The share popover's "Share with agents" field should copy the agent context URL,
not raw transcript text. The context response points agents at the transcript and
frame APIs so they can fetch only the visual context they need.
View counting
A view counts when any of these is true:
- The viewer has watched ≥ 5 seconds of total real playback time
- The viewer has hit ≥ 75% completion
- The viewer has scrubbed to the very end
The canonical predicate is shouldCountView(totalWatchMs, completedPct, scrubbedToEnd) from server/lib/recordings.ts. Always go through it — do not recompute inline.
import { shouldCountView } from "../server/lib/recordings.js";
if (
!viewer.countedView &&
shouldCountView(viewer.totalWatchMs, viewer.completedPct, scrubbedToEnd)
) {
await db
.update(schema.recordingViewers)
.set({ countedView: true })
.where(eq(schema.recordingViewers.id, viewer.id));
}
Events feeding this live in recording_events. The /api/view-events route receives view-start, watch-progress (every 5s), seek, pause, resume, cta-click, reaction. Aggregate into recording_viewers on write to keep get-insights fast.
Anonymous viewers
recording_viewers.viewer_email is nullable — anonymous viewers (public link, no account) still get a row keyed by a cookie id. Never require login to watch a public recording; require it only when the share grant is user-scoped.
Rules
- Never write to
recording_shares directly. Always go through share-resource / unshare-resource.
- Never store a plaintext password. Use bcrypt on write; bcrypt-compare on read.
- Never bypass the access check on
/api/video/:id. Streaming routes are the #1 data-leak vector.

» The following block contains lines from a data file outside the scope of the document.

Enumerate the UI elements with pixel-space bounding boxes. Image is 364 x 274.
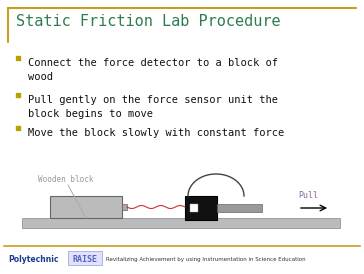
- Text: Pull: Pull: [298, 191, 318, 200]
- Bar: [217, 204, 262, 212]
- Text: Pull gently on the force sensor unit the
block begins to move: Pull gently on the force sensor unit the…: [28, 95, 278, 119]
- Text: Connect the force detector to a block of
wood: Connect the force detector to a block of…: [28, 58, 278, 82]
- Text: RAISE: RAISE: [72, 255, 98, 264]
- Bar: [22, 218, 340, 228]
- Text: Revitalizing Achievement by using Instrumentation in Science Education: Revitalizing Achievement by using Instru…: [106, 258, 306, 262]
- Text: Static Friction Lab Procedure: Static Friction Lab Procedure: [16, 15, 281, 30]
- Bar: [190, 204, 198, 212]
- Bar: [122, 204, 127, 210]
- Text: Wooden block: Wooden block: [38, 175, 94, 184]
- Bar: [50, 196, 122, 218]
- Bar: [185, 196, 217, 220]
- Text: Polytechnic: Polytechnic: [8, 255, 59, 264]
- Bar: [68, 251, 102, 265]
- Text: Move the block slowly with constant force: Move the block slowly with constant forc…: [28, 128, 284, 138]
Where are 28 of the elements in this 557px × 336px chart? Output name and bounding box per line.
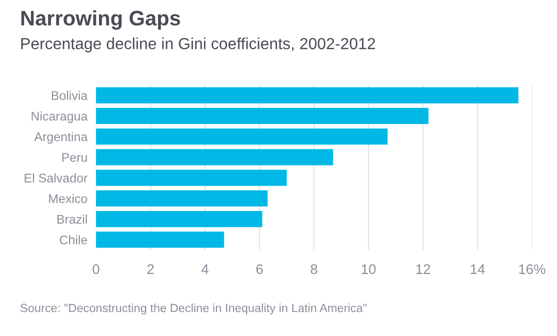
bar bbox=[96, 170, 287, 186]
chart-subtitle: Percentage decline in Gini coefficients, 2002-2012 bbox=[21, 38, 375, 52]
y-tick-label: El Salvador bbox=[24, 173, 88, 182]
bar bbox=[96, 149, 334, 166]
y-tick-label: Argentina bbox=[34, 132, 88, 144]
bar bbox=[96, 190, 268, 206]
chart-title: Narrowing Gaps bbox=[21, 10, 180, 30]
x-tick-label: 4 bbox=[201, 264, 208, 274]
x-tick-label: 8 bbox=[310, 264, 318, 274]
x-tick-label: 0 bbox=[92, 264, 100, 274]
x-tick-label: 12 bbox=[416, 264, 430, 274]
y-tick-label: Chile bbox=[60, 235, 88, 244]
x-tick-label: 16% bbox=[519, 264, 546, 274]
x-tick-label: 14 bbox=[470, 264, 485, 274]
source-note: Source: "Deconstructing the Decline in Inequality in Latin America" bbox=[20, 303, 366, 314]
x-tick-label: 2 bbox=[147, 264, 154, 274]
x-tick-label: 6 bbox=[256, 264, 263, 274]
y-tick-label: Peru bbox=[62, 153, 87, 162]
bar bbox=[96, 232, 224, 248]
y-tick-label: Brazil bbox=[57, 214, 87, 224]
y-tick-label: Mexico bbox=[49, 194, 88, 204]
bar bbox=[96, 87, 518, 104]
bar bbox=[96, 211, 262, 228]
bar bbox=[96, 108, 428, 124]
x-tick-label: 10 bbox=[362, 264, 376, 274]
bar bbox=[96, 128, 388, 145]
y-tick-label: Nicaragua bbox=[32, 111, 88, 124]
y-tick-label: Bolivia bbox=[52, 90, 88, 100]
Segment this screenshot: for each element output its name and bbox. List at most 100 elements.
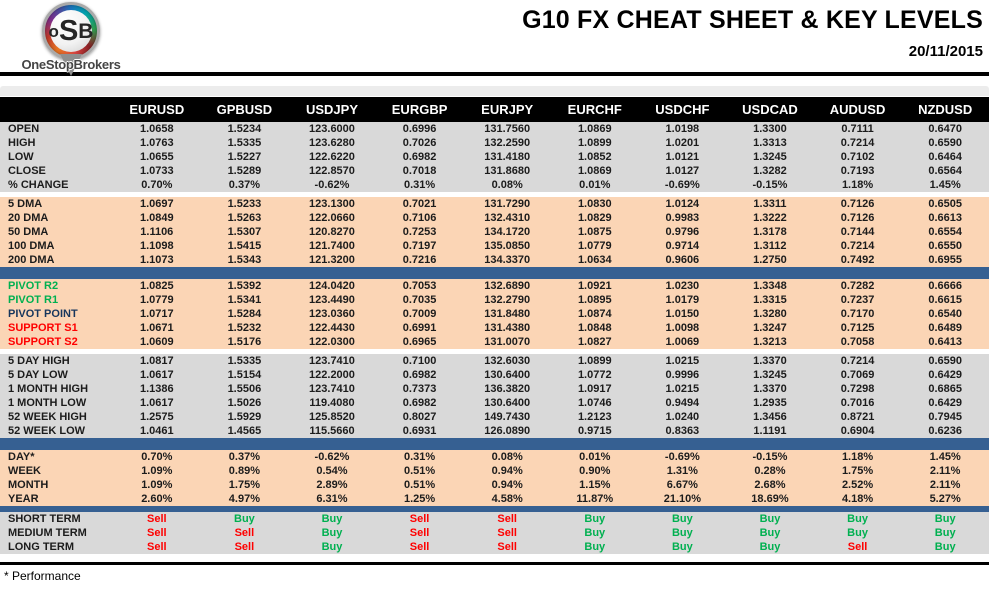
value-cell: 1.5307 xyxy=(200,225,289,239)
value-cell: 122.0300 xyxy=(288,335,376,349)
value-cell: 1.0825 xyxy=(113,279,201,293)
value-cell: 1.09% xyxy=(113,478,201,492)
value-cell: 2.60% xyxy=(113,492,201,506)
value-cell: 1.2575 xyxy=(113,410,201,424)
signal-cell: Sell xyxy=(200,526,289,540)
column-header-audusd: AUDUSD xyxy=(813,97,902,122)
table-row-pivot-r1: PIVOT R1 1.0779 1.5341 123.4490 0.7035 132.27… xyxy=(0,293,989,307)
value-cell: 1.5506 xyxy=(200,382,289,396)
value-cell: 0.9714 xyxy=(638,239,727,253)
row-label: SUPPORT S2 xyxy=(0,335,113,349)
value-cell: 1.5392 xyxy=(200,279,289,293)
table-row-medium-term: MEDIUM TERM Sell Sell Buy Sell Sell Buy Buy Buy B… xyxy=(0,526,989,540)
section-divider xyxy=(0,438,989,450)
value-cell: 11.87% xyxy=(550,492,639,506)
value-cell: 0.9494 xyxy=(638,396,727,410)
badge-letter-o: o xyxy=(48,21,59,41)
table-row-5-dma: 5 DMA 1.0697 1.5233 123.1300 0.7021 131.7290 1… xyxy=(0,197,989,211)
table-row-5-day-low: 5 DAY LOW 1.0617 1.5154 122.2000 0.6982 130.6… xyxy=(0,368,989,382)
value-cell: 0.28% xyxy=(726,464,814,478)
section-divider xyxy=(0,506,989,512)
value-cell: -0.15% xyxy=(726,178,814,192)
value-cell: 1.3370 xyxy=(726,354,814,368)
value-cell: -0.15% xyxy=(726,450,814,464)
value-cell: 0.6996 xyxy=(375,122,464,136)
value-cell: 0.8363 xyxy=(638,424,727,438)
signal-cell: Buy xyxy=(813,526,902,540)
value-cell: 0.9983 xyxy=(638,211,727,225)
value-cell: 1.3245 xyxy=(726,368,814,382)
signal-cell: Buy xyxy=(638,512,727,526)
fx-table-header-row: EURUSD GPBUSD USDJPY EURGBP EURJPY EURCHF USDC… xyxy=(0,97,989,122)
value-cell: 1.0098 xyxy=(638,321,727,335)
table-top-strip xyxy=(0,86,989,96)
value-cell: 0.7214 xyxy=(813,354,902,368)
value-cell: 1.45% xyxy=(901,178,989,192)
row-label: YEAR xyxy=(0,492,113,506)
table-row-high: HIGH 1.0763 1.5335 123.6280 0.7026 132.2590 1.… xyxy=(0,136,989,150)
row-label: 5 DMA xyxy=(0,197,113,211)
value-cell: 123.7410 xyxy=(288,382,376,396)
brand-name: OneStopBrokers xyxy=(21,57,121,72)
signal-cell: Sell xyxy=(813,540,902,554)
value-cell: 135.0850 xyxy=(463,239,551,253)
value-cell: 1.0869 xyxy=(550,164,639,178)
report-date: 20/11/2015 xyxy=(908,43,983,60)
value-cell: 120.8270 xyxy=(288,225,376,239)
badge-letter-b: B xyxy=(78,19,94,43)
table-row-200-dma: 200 DMA 1.1073 1.5343 121.3200 0.7216 134.337… xyxy=(0,253,989,267)
value-cell: 21.10% xyxy=(638,492,727,506)
value-cell: 0.7237 xyxy=(813,293,902,307)
value-cell: 0.7125 xyxy=(813,321,902,335)
value-cell: 1.75% xyxy=(813,464,902,478)
value-cell: 4.97% xyxy=(200,492,289,506)
value-cell: 1.2935 xyxy=(726,396,814,410)
signal-cell: Sell xyxy=(463,540,551,554)
signal-cell: Sell xyxy=(113,526,201,540)
value-cell: 1.5233 xyxy=(200,197,289,211)
value-cell: 0.94% xyxy=(463,478,551,492)
signal-cell: Buy xyxy=(901,512,989,526)
signal-cell: Buy xyxy=(638,526,727,540)
value-cell: 0.08% xyxy=(463,178,551,192)
value-cell: 0.6590 xyxy=(901,354,989,368)
value-cell: 0.9606 xyxy=(638,253,727,267)
value-cell: 0.89% xyxy=(200,464,289,478)
row-label: 20 DMA xyxy=(0,211,113,225)
value-cell: 0.6955 xyxy=(901,253,989,267)
value-cell: 0.7253 xyxy=(375,225,464,239)
value-cell: 1.3280 xyxy=(726,307,814,321)
footer-rule xyxy=(0,562,989,565)
value-cell: 121.7400 xyxy=(288,239,376,253)
value-cell: 0.6429 xyxy=(901,368,989,382)
value-cell: 4.58% xyxy=(463,492,551,506)
value-cell: 123.1300 xyxy=(288,197,376,211)
value-cell: 1.2123 xyxy=(550,410,639,424)
row-label: 200 DMA xyxy=(0,253,113,267)
value-cell: 0.6489 xyxy=(901,321,989,335)
value-cell: 0.7021 xyxy=(375,197,464,211)
column-header-gpbusd: GPBUSD xyxy=(200,97,289,122)
value-cell: 149.7430 xyxy=(463,410,551,424)
value-cell: 1.3313 xyxy=(726,136,814,150)
value-cell: 1.0658 xyxy=(113,122,201,136)
row-label: PIVOT POINT xyxy=(0,307,113,321)
table-row-pivot-r2: PIVOT R2 1.0825 1.5392 124.0420 0.7053 132.68… xyxy=(0,279,989,293)
value-cell: 1.0198 xyxy=(638,122,727,136)
value-cell: 0.7216 xyxy=(375,253,464,267)
signal-cell: Buy xyxy=(288,540,376,554)
value-cell: 1.0779 xyxy=(550,239,639,253)
value-cell: 132.4310 xyxy=(463,211,551,225)
value-cell: 121.3200 xyxy=(288,253,376,267)
value-cell: 0.6982 xyxy=(375,150,464,164)
value-cell: 123.7410 xyxy=(288,354,376,368)
value-cell: 131.7290 xyxy=(463,197,551,211)
value-cell: 1.0069 xyxy=(638,335,727,349)
value-cell: 2.89% xyxy=(288,478,376,492)
value-cell: 123.0360 xyxy=(288,307,376,321)
value-cell: 0.31% xyxy=(375,450,464,464)
value-cell: 0.7058 xyxy=(813,335,902,349)
value-cell: 136.3820 xyxy=(463,382,551,396)
value-cell: 1.3315 xyxy=(726,293,814,307)
row-label: 100 DMA xyxy=(0,239,113,253)
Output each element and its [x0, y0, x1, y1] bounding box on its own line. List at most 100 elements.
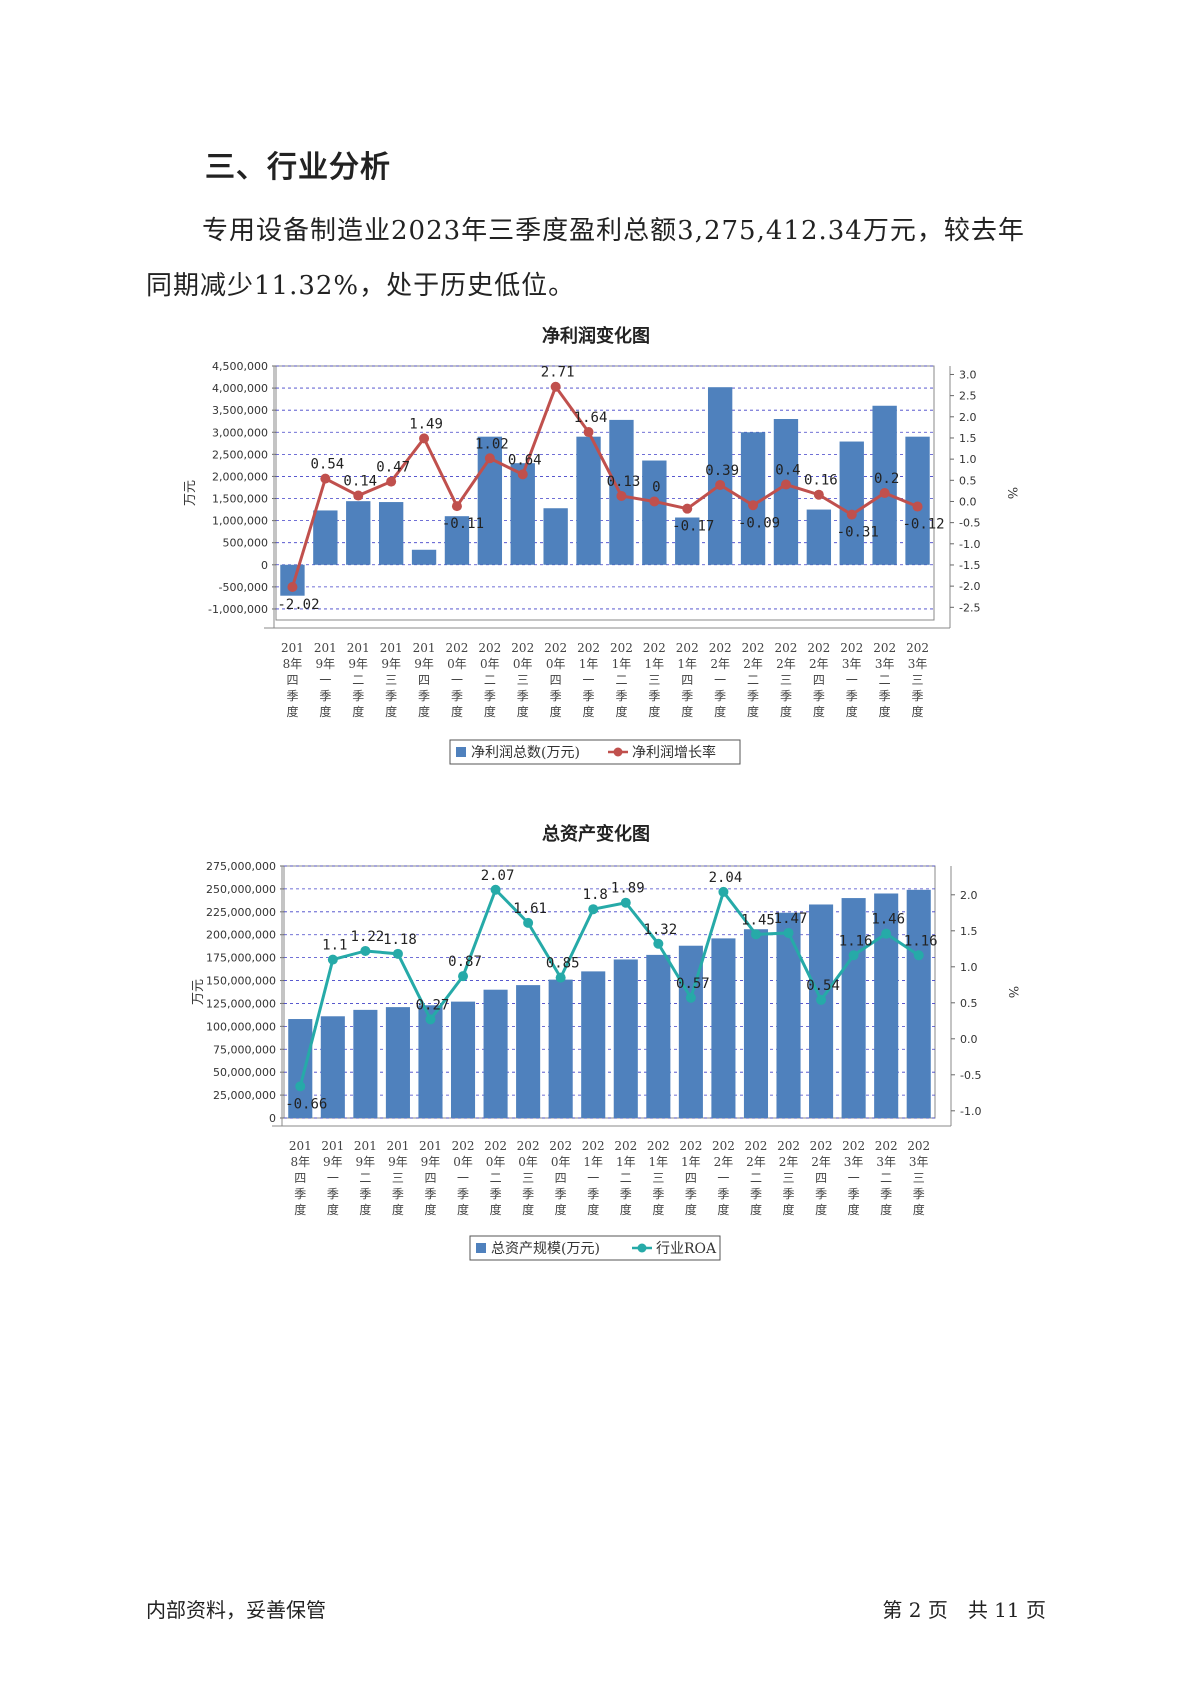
chart2-data-label: 1.47 — [774, 911, 808, 927]
chart2-line-point — [653, 938, 664, 949]
chart1-data-label: -0.12 — [902, 517, 944, 533]
chart1-bar — [675, 517, 700, 565]
chart2-y-tick-label: 250,000,000 — [206, 883, 276, 896]
chart2-data-label: 1.8 — [583, 887, 608, 903]
chart2-data-label: 1.32 — [643, 922, 677, 938]
chart2-y2-tick-label: 0.0 — [960, 1033, 978, 1046]
chart1-data-label: 0.64 — [508, 452, 542, 468]
chart2-y-tick-label: 275,000,000 — [206, 860, 276, 873]
chart2-data-label: 0.85 — [546, 956, 580, 972]
chart2-data-label: 1.46 — [871, 912, 905, 928]
chart1-data-label: 0.14 — [343, 474, 377, 490]
chart2-bar — [385, 1007, 410, 1118]
chart1-legend-line-marker — [613, 747, 623, 757]
chart2-line-point — [913, 950, 924, 961]
chart1-bar — [444, 516, 470, 565]
chart1-data-label: 0.2 — [874, 471, 899, 487]
chart2-bar — [353, 1009, 378, 1118]
chart1-data-label: 2.71 — [541, 365, 575, 381]
chart2-x-tick-label: 202 0年三季度 — [517, 1139, 540, 1217]
chart1-y-tick-label: 3,500,000 — [212, 404, 268, 417]
chart1-y2-tick-label: 0.0 — [959, 495, 977, 508]
chart2-y-tick-label: 125,000,000 — [206, 997, 276, 1010]
chart1-y-tick-label: 4,000,000 — [212, 382, 268, 395]
chart2-x-tick-label: 202 0年一季度 — [452, 1139, 475, 1217]
chart1-title: 净利润变化图 — [542, 326, 650, 347]
chart1-data-label: -2.02 — [277, 597, 319, 613]
chart1-x-tick-label: 202 0年四季度 — [544, 641, 567, 719]
chart1-line-point — [484, 453, 495, 464]
chart1-x-tick-label: 201 9年四季度 — [413, 641, 436, 719]
chart2-data-label: 0.57 — [676, 976, 710, 992]
chart1-x-tick-label: 201 8年四季度 — [281, 641, 304, 719]
chart2-title: 总资产变化图 — [542, 824, 650, 845]
chart2-bar — [613, 959, 638, 1118]
chart2-x-tick-label: 202 2年二季度 — [745, 1139, 768, 1217]
footer-confidential: 内部资料，妥善保管 — [146, 1598, 326, 1622]
chart1-x-tick-label: 202 1年三季度 — [643, 641, 666, 719]
chart2-data-label: 1.61 — [513, 901, 547, 917]
section-heading: 三、行业分析 — [205, 150, 391, 185]
chart1-line-point — [649, 496, 660, 507]
chart1-y-tick-label: -1,000,000 — [208, 603, 268, 616]
chart1-x-tick-label: 202 1年一季度 — [577, 641, 600, 719]
chart1-x-tick-label: 202 0年二季度 — [478, 641, 501, 719]
chart1-x-tick-label: 202 2年二季度 — [742, 641, 765, 719]
chart1-data-label: 0.39 — [705, 463, 739, 479]
chart2-x-tick-label: 202 3年三季度 — [907, 1139, 930, 1217]
chart2-y-axis-label: 万元 — [191, 979, 206, 1005]
chart2-x-tick-label: 201 9年二季度 — [354, 1139, 377, 1217]
chart1-y2-tick-label: -1.5 — [959, 559, 980, 572]
chart2-bar — [483, 989, 508, 1118]
chart1-bar — [543, 508, 568, 565]
chart2-x-tick-label: 201 9年一季度 — [321, 1139, 344, 1217]
chart1-line-point — [287, 581, 298, 592]
chart1-y-axis-label: 万元 — [183, 480, 198, 506]
chart2-legend-bar-swatch — [476, 1243, 486, 1253]
chart2-y-tick-label: 150,000,000 — [206, 975, 276, 988]
chart2-line-point — [327, 954, 338, 965]
chart1-y2-tick-label: -0.5 — [959, 517, 980, 530]
chart1-line-point — [353, 490, 364, 501]
chart2-data-label: -0.66 — [285, 1096, 327, 1112]
chart2-y2-tick-label: -1.0 — [960, 1105, 981, 1118]
chart1-line-point — [386, 476, 397, 487]
chart1-y2-tick-label: 2.0 — [959, 411, 977, 424]
chart2-legend — [469, 1235, 721, 1261]
chart1-legend-line-label: 净利润增长率 — [632, 744, 716, 761]
chart2-line-point — [816, 994, 827, 1005]
chart1-y-tick-label: 1,500,000 — [212, 493, 268, 506]
chart1-y2-tick-label: -1.0 — [959, 538, 980, 551]
chart2-line-point — [555, 972, 566, 983]
chart2-data-label: 0.87 — [448, 954, 482, 970]
chart2-line-point — [523, 917, 534, 928]
chart2-bar — [809, 904, 834, 1118]
chart1-data-label: -0.09 — [738, 515, 780, 531]
chart1-y-tick-label: 4,500,000 — [212, 360, 268, 373]
chart2-y-tick-label: 25,000,000 — [213, 1089, 276, 1102]
chart2-data-label: 1.18 — [383, 932, 417, 948]
chart2-bar — [516, 985, 541, 1118]
chart2-bar — [906, 889, 931, 1118]
chart1-y-tick-label: -500,000 — [219, 581, 268, 594]
chart2-legend-line-marker — [637, 1243, 647, 1253]
chart1-data-label: 1.02 — [475, 436, 509, 452]
chart2-line-point — [588, 904, 599, 915]
chart1-line-point — [419, 433, 430, 444]
chart1-x-tick-label: 202 2年一季度 — [709, 641, 732, 719]
chart2-line-point — [425, 1014, 436, 1025]
chart1-y-tick-label: 0 — [261, 559, 268, 572]
chart1-y-tick-label: 500,000 — [223, 537, 269, 550]
chart1-y-tick-label: 1,000,000 — [212, 515, 268, 528]
chart1-data-label: 0.4 — [775, 463, 800, 479]
chart2-y2-tick-label: 1.0 — [960, 961, 978, 974]
chart1-bar — [510, 463, 535, 565]
chart2-line-series — [298, 887, 920, 1087]
chart2-x-tick-label: 202 3年一季度 — [842, 1139, 865, 1217]
chart2-y2-axis-label: % — [1005, 986, 1020, 998]
chart1-data-label: 0 — [652, 479, 660, 495]
summary-paragraph: 专用设备制造业2023年三季度盈利总额3,275,412.34万元，较去年同期减… — [146, 216, 1025, 301]
chart1-bar — [806, 509, 832, 565]
chart1-line-point — [846, 509, 857, 520]
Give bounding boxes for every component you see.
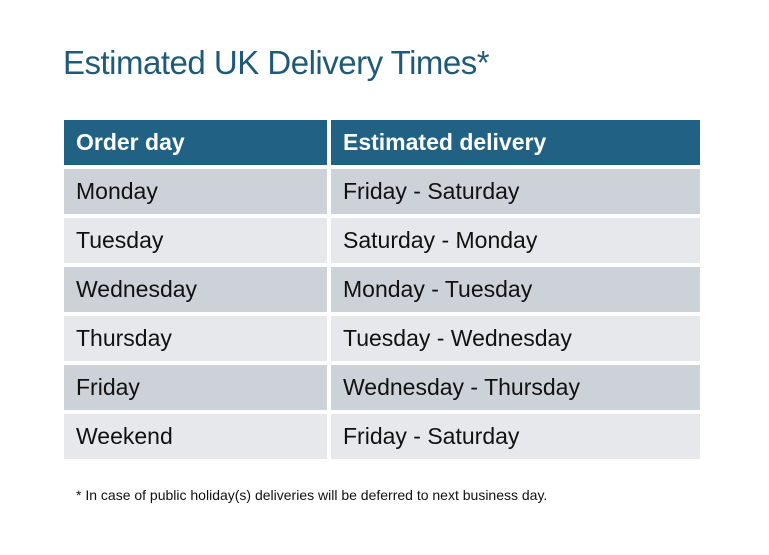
- delivery-table: Order day Estimated delivery Monday Frida…: [60, 116, 704, 463]
- footnote: * In case of public holiday(s) deliverie…: [76, 487, 548, 503]
- table-row: Tuesday Saturday - Monday: [64, 218, 700, 263]
- estimated-delivery-cell: Friday - Saturday: [331, 414, 700, 459]
- table-row: Wednesday Monday - Tuesday: [64, 267, 700, 312]
- estimated-delivery-cell: Monday - Tuesday: [331, 267, 700, 312]
- estimated-delivery-cell: Wednesday - Thursday: [331, 365, 700, 410]
- order-day-cell: Wednesday: [64, 267, 327, 312]
- table-header-row: Order day Estimated delivery: [64, 120, 700, 165]
- table-row: Monday Friday - Saturday: [64, 169, 700, 214]
- page-title: Estimated UK Delivery Times*: [63, 44, 490, 81]
- column-header-order-day: Order day: [64, 120, 327, 165]
- order-day-cell: Tuesday: [64, 218, 327, 263]
- table-row: Friday Wednesday - Thursday: [64, 365, 700, 410]
- order-day-cell: Weekend: [64, 414, 327, 459]
- order-day-cell: Monday: [64, 169, 327, 214]
- table-row: Thursday Tuesday - Wednesday: [64, 316, 700, 361]
- estimated-delivery-cell: Tuesday - Wednesday: [331, 316, 700, 361]
- estimated-delivery-cell: Saturday - Monday: [331, 218, 700, 263]
- estimated-delivery-cell: Friday - Saturday: [331, 169, 700, 214]
- order-day-cell: Friday: [64, 365, 327, 410]
- order-day-cell: Thursday: [64, 316, 327, 361]
- table-row: Weekend Friday - Saturday: [64, 414, 700, 459]
- column-header-estimated-delivery: Estimated delivery: [331, 120, 700, 165]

- Password + expiry are additions, not replacements — the framework's
accessFilter still runs first.
- The embed route (
/embed/:shareId) is anonymous by default — don't require auth, but still go through canAccess.
build-embed-url is the single source of truth for embed URLs — keep it in sync with the query params the player accepts.
Related skills
sharing — framework-level primitive Clips composes with. Read this first.
security — password handling, token storage, anonymous viewer cookies.
video-editing — exports honor recordings.enableDownloads.
storing-data — why password / expiresAt live on the recordings row instead of a parallel table.